Rooted in the myth of the ‘Lamina’, a creature from Basque folklore, the project blends this oral tradition with technology to build a geological myth. The Lamina’s world—a nocturnal ecosystem of water and stone—serves as the foundation for the album’s sound design. Lamina reshapes these natural recordings into something new: stretching, pitching, and layering them to build intricate sound environments that feel simultaneously organic and synthetic. “I transform these sounds much like I would sculpt in ceramics,” explains Calvo-Pinsolle, “by adding and removing material, and imagining landscapes.”
Drawing from hydrofeminist and posthuman ideas, particularly those in Astrida Neimanis’ Bodies of Water, the album treats sound like water—shifting, flowing, connecting, and buoying life. Tracks flow into one another without clear boundaries, much like the natural currents they represent. The result is a continuous listening experience, inviting deep focus on texture over melody.
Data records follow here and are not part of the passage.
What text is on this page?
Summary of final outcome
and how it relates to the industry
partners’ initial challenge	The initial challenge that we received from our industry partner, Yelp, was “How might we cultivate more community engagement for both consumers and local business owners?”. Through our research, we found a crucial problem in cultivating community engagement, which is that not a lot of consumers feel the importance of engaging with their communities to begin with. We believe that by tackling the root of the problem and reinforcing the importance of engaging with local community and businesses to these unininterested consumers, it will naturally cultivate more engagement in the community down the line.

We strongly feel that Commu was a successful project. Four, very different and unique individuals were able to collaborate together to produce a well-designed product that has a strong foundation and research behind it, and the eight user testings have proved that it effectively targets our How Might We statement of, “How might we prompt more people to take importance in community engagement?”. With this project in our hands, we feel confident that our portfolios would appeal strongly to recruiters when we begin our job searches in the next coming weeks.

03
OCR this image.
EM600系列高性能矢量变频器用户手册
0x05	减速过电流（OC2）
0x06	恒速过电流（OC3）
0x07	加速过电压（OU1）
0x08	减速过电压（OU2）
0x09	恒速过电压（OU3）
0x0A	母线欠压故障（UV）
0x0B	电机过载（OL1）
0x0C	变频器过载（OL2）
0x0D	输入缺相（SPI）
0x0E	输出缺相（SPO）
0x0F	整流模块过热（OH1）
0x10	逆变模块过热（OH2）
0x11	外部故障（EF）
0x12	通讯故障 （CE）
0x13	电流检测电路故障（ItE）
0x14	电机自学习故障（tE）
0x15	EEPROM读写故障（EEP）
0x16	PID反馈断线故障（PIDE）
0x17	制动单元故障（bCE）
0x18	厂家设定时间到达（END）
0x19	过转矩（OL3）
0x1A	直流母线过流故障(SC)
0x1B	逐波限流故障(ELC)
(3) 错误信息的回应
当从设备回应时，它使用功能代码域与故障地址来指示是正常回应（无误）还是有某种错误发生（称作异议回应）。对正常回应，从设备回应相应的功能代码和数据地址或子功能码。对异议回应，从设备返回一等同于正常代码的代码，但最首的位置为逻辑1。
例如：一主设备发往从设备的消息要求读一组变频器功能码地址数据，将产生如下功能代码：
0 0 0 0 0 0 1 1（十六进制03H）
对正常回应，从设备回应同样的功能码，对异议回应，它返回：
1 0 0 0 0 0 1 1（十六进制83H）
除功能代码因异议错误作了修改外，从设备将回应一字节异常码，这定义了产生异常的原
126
Lamina is exploring the potential of the field recording as a compositional tool. Natural sounds, like trickling water or wind through trees, are processed out of recognition—or cliché. A sense of weightless immersion takes hold as Lamina’s music unfolds, and listeners float freely, choosing their own adventure in the Lamina’s home. Less a set of songs than its own evolving environment, Sueños Acuáticos (‘Aquatic Dreams’ in English) is a meticulously constructed work in which we can freely float.